ジェック 市場の変化を一番敏感に感じ取っているCEの皆様が、ソリューションを実現しながら収益の柱を作り、社内にイノベーションをもたらすような状況ができれば、組織全体が大きく変わっていくのではないかと思います。顧客接点を中心とした情報のフィードバック体制を作りながら組織全体が市場に向かって歩んでいく。これが実現できる組織づくりと人づくりをこれからもしっかりとサポートしていきたいと考えています。

ありがとうございました。

 

「Knowledge Place ナレッジプラス」

京セラドキュメントソリューションズグループのブランドコンセプト「Put knowledge to work(知識を仕事に活かす)」を体現する場として、2019年10月1日、東京・虎ノ門にショールームをオープンした。

「Knowledge Place ナレッジプラス」とは、「知識を加える、増やす」「知識を有益にする」「知識が集まる広場」を目的に、多くの人々が集い、交流し、その知識と知識が交流することで、新たなビジネスの価値が共創され、その可能性を最大限に引き出す、まさに「知識の広場=ナレッジプラス」。
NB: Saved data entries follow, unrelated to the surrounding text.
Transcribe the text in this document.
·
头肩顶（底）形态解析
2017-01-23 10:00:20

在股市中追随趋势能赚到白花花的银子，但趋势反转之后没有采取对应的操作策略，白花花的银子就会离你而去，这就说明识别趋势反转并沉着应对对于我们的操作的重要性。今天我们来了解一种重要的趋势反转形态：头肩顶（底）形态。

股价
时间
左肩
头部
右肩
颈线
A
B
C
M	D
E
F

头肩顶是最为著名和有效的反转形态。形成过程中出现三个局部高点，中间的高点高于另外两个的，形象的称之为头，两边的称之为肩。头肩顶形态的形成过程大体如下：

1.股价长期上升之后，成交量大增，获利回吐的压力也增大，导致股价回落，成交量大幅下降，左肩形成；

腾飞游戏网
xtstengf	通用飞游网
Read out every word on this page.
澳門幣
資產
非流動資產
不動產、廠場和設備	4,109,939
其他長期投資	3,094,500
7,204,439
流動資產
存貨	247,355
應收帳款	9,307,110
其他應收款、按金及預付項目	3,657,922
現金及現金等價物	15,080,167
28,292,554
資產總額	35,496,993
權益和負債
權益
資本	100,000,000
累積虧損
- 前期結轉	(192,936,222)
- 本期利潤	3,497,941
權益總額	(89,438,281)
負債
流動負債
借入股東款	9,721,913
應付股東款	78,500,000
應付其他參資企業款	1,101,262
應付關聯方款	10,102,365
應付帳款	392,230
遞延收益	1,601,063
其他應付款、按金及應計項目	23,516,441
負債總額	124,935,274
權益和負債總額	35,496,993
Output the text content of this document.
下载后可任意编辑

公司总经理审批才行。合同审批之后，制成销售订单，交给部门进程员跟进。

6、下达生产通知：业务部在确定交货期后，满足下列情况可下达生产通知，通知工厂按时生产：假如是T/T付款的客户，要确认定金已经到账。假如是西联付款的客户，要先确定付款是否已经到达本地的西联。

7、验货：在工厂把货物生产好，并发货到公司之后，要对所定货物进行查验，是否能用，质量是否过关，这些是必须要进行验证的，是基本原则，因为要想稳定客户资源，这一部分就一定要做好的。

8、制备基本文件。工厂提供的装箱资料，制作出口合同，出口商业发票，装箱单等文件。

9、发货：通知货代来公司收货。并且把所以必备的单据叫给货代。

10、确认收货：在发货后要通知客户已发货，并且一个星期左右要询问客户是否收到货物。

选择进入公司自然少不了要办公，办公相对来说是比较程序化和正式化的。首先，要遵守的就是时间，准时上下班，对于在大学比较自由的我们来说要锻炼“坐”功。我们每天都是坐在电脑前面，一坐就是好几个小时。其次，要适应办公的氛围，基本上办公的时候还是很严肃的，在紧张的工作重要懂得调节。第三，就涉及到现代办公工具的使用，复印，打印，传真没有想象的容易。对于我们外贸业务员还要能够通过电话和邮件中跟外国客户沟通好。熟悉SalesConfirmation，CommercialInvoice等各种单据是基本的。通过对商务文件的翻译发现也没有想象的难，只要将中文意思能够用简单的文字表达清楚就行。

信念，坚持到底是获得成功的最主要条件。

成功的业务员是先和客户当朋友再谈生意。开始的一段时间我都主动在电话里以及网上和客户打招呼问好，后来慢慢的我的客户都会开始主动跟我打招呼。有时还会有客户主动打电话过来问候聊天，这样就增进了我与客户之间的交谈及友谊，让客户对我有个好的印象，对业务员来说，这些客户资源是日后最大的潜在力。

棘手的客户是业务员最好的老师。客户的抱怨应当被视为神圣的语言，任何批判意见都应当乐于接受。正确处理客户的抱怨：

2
さまざまな用途で使用できるフレキシブルなデザインを重視し、1対1の商談、ディスカッション、セミナーなど多様なニーズやシーンに対応できる可変性のある開放的な空間とし、ミーティング、セミナーといったイベント、機器のショールームとしての展示などから、来訪者が得た知識について、深く、ゆっくりと集中して思考したり、気軽に話し合えたりする居心地の良いカフェ空間を備えた。